One question I do have concerns about when considering the community based model we know have is the criminalisation of vulnerable people. If the community based model means people are relying upon policing services for crisis care; if people are being prosecuted for behaviours that are caused by their conditions or are at least coincidental to living with the social exclusion that arises from mental illness, then can we claim that the model is adequately providing care? If you get around to reading the book I’ve been recently mentioning - Mental Health and Crime by Professor Jill Peay – you’ll see a powerful argument that the relationship between mental illness and crime is far more tenuous than is often argued. What does this mean for the criminalisation debate? I’ve argued before based upon research over the last few decades, that the criminal justice system under-criminalises the mentally ill, compared to the general population so I admit to being more or less content with the balance that is provided, most of the time. Could it be better balanced through greater funding of community care? Very obviously so – but that doesn’t mean we’re unnecessarily criminalising people.

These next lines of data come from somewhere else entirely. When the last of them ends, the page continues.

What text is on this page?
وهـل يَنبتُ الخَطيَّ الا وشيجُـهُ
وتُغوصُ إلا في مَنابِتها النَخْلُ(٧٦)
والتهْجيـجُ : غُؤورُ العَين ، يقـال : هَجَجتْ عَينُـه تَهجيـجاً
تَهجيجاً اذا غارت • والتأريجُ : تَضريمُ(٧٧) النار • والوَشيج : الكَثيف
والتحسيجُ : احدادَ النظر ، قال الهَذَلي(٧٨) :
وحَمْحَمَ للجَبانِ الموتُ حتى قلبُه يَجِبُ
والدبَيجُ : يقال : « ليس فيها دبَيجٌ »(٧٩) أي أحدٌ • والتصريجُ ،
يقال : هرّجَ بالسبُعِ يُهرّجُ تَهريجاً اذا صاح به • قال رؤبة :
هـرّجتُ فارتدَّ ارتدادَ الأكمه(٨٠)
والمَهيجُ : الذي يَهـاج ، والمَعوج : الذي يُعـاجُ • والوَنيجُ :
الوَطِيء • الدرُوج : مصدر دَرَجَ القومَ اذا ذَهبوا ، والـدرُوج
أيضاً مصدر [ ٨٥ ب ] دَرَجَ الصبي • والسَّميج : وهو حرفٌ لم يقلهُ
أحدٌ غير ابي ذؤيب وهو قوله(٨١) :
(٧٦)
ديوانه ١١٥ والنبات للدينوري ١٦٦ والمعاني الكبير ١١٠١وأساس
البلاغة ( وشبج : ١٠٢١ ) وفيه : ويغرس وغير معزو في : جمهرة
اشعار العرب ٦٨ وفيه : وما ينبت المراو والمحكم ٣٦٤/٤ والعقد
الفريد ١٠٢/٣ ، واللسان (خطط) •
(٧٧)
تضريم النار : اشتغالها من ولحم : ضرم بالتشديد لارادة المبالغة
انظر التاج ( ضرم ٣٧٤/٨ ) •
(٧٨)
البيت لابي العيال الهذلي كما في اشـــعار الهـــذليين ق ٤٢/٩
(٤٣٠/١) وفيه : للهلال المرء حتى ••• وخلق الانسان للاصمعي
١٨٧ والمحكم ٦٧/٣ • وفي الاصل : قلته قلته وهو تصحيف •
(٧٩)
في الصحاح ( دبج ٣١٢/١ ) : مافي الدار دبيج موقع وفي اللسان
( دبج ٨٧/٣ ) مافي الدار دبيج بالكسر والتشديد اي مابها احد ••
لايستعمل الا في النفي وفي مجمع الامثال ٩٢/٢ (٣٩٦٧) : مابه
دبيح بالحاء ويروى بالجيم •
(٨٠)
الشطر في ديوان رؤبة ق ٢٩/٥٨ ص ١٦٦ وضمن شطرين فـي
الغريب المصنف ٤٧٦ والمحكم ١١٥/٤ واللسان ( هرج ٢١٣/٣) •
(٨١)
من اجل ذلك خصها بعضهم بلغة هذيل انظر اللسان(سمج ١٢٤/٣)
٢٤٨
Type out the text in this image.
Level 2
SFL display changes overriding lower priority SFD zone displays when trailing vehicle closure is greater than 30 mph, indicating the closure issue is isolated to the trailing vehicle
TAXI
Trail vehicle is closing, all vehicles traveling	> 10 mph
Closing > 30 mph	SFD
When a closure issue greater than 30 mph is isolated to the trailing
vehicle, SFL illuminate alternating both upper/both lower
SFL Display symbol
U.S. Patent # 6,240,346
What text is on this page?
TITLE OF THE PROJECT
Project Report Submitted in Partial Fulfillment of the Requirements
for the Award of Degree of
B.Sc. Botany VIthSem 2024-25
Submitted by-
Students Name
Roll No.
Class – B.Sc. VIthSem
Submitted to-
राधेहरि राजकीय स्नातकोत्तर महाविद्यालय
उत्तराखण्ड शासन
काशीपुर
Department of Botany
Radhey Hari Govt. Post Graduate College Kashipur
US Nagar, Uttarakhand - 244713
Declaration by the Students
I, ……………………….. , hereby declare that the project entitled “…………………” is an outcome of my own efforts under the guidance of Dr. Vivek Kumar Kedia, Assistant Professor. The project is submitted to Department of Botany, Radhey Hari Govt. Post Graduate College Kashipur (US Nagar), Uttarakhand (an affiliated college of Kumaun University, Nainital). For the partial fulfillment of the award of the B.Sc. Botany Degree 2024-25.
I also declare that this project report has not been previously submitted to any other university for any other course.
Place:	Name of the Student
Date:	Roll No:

If we considered this issue from a personal point of view – how would we wish to see our relatives cared for were they to develop serious mental health problems – we would probably quite quickly agree that compulsory detention in a hospital should be low down the list of ways that we’d like to see care given. It is against the backdrop that I want to try to push back against those who argue that community based care as a whole has failed. We can think of several spectacular failings in all of our public services if we try hard enough: policing is certainly far from perfect as we have seen during just my career. Education, health and social services too.
Are the problems with the reality of delivering a community based care model sufficient to take us back to a place where we lock up for inordinate lengths of time? Only where this is consistent with ensuring public safety in my view. This does not mean that I think we’ve got the balance right. There are, in my own humble opinion, still far too many cases where we learn of tragedies involving suicide and homicide where we appear to keep reading the same thing over and over – but that is an argument for improved risk assessment about whether inpatient or outpatient care is the way forward and how we fluidly move between the two. It is an argument for better funding and for improved community services which operate 24/7, supported by the police where this is needed.
It is not an argument for any return to larger scale incarceration of people with mental illness. Perhaps unsurprisingly – this is a complex argument about shades of grey: not a simple identification of black and white.